Sometimes all the dials and lights and meter needles can send you down a rabbit hole of unnecessarily complex metering decisions. Sunny 16 helps reel that back.
I'm at 51° N latitude and I live in the second sunniest city in Canada, averaging 333 days of sun per year.
With slide film, a correct average full sun exposure would be 1/125 F11 for a 100 speed film. If I gave it 1/125 F16 it would be a stop underexposed, and that's easy to discern on slide film. So I have always called the rule "sunny 11".
I keep Sunny 16 and my overall experience in my thoughts when I'm making metering decisions.
It helps ground the decisions I make, and helps flag any extra-ordinary readings or decisions.
Sometimes all the dials and lights and meter needles can send you down a rabbit hole of unnecessarily complex metering decisions. Sunny 16 helps reel that back.
My meters usually are closer to sunny 11 than sunny 16. Note that in 1960 they doubled ASA ratings, but apparently did not shift the sunny 16 rule to sunny 11...
You meant Sunny 22, not Sunny 11. Sunny 11 would have been halving the ASA.
In 1961, they didn't replace sunny 16 with Sunny 22 because the change in the ASA standard reflected a change in the target densities for negatives.
The pre-1961 standards required an extra stop of exposure. Those standards were revised to reflect improvements in films and lenses.
...
The pre-1961 standards required an extra stop of exposure. Those standards were revised to reflect improvements in films and lenses.

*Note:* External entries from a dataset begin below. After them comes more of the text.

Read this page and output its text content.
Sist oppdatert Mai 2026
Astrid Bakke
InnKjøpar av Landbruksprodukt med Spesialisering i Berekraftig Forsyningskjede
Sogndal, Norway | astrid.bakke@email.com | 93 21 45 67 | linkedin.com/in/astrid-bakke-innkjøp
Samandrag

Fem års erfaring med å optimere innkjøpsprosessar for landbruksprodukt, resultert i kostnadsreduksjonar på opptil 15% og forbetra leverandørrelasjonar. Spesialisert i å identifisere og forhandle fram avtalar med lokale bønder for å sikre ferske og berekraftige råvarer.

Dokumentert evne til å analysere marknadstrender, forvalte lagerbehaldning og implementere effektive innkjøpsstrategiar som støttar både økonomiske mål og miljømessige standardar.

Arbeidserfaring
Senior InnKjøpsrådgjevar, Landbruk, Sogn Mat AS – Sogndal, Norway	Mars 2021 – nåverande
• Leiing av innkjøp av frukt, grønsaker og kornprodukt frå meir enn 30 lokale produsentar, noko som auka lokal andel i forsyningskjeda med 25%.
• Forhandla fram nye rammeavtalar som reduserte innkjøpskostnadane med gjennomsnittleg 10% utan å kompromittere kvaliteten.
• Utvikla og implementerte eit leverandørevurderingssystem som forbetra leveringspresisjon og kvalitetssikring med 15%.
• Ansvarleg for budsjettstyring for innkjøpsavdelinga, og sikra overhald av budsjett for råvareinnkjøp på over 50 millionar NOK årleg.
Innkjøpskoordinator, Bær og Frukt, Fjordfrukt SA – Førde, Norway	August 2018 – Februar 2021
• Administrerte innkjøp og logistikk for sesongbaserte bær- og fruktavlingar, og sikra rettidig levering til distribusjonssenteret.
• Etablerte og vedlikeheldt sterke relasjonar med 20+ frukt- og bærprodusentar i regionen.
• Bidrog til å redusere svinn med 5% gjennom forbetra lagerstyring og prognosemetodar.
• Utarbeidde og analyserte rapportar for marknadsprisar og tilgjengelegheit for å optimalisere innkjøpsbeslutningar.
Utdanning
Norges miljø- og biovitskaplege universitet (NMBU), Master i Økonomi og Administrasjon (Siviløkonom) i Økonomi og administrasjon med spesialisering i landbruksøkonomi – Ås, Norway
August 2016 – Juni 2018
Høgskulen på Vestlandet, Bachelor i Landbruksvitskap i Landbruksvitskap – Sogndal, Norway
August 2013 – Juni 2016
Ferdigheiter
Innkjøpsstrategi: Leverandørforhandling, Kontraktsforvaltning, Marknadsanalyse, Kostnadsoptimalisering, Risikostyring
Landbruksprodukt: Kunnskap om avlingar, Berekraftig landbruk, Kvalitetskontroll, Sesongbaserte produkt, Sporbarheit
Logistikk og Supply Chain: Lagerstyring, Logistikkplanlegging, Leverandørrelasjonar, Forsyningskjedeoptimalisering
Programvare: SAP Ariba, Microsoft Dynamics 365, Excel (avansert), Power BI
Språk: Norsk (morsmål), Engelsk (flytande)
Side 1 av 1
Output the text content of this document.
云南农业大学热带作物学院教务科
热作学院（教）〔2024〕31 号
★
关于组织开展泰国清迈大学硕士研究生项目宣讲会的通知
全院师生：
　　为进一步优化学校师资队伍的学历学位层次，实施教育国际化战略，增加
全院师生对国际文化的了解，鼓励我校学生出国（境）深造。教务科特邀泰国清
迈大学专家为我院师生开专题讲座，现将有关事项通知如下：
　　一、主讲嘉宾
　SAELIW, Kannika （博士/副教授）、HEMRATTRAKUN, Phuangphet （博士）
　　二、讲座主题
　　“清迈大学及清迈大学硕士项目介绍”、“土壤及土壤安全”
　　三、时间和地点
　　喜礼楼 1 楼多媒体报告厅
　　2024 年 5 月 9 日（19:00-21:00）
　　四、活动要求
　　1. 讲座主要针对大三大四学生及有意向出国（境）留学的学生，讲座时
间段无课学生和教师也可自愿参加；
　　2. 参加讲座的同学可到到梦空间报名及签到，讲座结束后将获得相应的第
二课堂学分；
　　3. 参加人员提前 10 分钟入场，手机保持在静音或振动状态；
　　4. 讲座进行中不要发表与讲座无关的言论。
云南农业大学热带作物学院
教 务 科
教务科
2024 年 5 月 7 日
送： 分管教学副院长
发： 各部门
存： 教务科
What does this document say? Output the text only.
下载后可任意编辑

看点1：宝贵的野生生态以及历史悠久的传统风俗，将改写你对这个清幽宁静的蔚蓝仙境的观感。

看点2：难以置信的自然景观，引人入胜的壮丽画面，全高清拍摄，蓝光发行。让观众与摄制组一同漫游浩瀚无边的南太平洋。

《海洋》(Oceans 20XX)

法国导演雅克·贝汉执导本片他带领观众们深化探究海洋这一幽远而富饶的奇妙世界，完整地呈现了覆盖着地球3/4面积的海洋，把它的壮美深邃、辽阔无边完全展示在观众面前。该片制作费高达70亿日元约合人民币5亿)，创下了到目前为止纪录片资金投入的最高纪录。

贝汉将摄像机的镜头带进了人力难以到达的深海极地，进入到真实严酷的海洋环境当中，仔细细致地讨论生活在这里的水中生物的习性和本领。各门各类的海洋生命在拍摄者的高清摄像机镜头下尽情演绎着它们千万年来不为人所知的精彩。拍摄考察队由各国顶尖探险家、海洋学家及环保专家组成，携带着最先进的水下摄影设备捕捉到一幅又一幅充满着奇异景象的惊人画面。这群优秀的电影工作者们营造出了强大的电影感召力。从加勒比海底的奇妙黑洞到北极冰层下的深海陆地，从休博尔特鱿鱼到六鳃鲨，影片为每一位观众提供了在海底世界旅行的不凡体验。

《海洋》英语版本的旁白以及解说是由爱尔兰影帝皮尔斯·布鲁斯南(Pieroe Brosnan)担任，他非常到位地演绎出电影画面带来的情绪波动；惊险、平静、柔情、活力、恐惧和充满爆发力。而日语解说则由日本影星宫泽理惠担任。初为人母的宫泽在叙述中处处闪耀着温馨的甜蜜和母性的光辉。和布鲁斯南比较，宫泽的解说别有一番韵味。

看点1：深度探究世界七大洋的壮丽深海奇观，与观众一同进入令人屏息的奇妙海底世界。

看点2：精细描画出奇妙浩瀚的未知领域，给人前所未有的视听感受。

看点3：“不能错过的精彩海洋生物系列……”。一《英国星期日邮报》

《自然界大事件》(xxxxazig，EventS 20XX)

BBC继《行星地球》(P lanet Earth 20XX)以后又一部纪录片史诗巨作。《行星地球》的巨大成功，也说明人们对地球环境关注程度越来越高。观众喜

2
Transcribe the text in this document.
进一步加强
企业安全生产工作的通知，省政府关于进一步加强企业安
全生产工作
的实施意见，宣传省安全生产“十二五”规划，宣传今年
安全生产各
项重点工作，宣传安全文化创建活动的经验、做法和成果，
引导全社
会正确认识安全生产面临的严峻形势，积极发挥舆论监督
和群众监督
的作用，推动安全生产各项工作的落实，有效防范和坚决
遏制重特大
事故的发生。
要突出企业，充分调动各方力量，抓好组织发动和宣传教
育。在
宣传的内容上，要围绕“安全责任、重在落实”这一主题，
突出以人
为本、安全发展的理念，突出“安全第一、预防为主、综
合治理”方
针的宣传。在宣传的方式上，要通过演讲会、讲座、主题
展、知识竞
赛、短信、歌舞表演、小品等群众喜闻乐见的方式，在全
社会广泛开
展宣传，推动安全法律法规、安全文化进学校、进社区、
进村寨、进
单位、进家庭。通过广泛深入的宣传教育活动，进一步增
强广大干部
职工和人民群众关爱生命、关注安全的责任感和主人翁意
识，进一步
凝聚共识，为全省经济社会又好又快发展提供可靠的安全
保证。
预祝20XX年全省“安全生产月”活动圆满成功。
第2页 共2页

Kodacolor-X was manufactured between 1963 and 1974. That overlaps with my pre-teen and much of my teenage years, so the sun must have been brighter then!
In 1959, a photographer using film outside on a sunny day might have encountered a light level of 10,000 lux, and that would have translated to an exposure of 1/60 at f/16, with film rated at the then standard ASA of 60.
That would have yielded a target density on the negative.
Then in 1961, the standards people came to the decision that the target density on the film was too dense. They changed that standard in order to aim at a lower density.
The new target density was the density one achieved with one stop less light. To accomplish that, they changed the speed rating system. The former ASA 60 film was re-rated at ~125. To attain the new target density with the same light, the camera settings needed to be changed by one stop - 1/125 at f/16.
Sunny 16 still worked. The resulting negatives were the ones that had the target density. Its just that a "proper" negative density changed in 1961.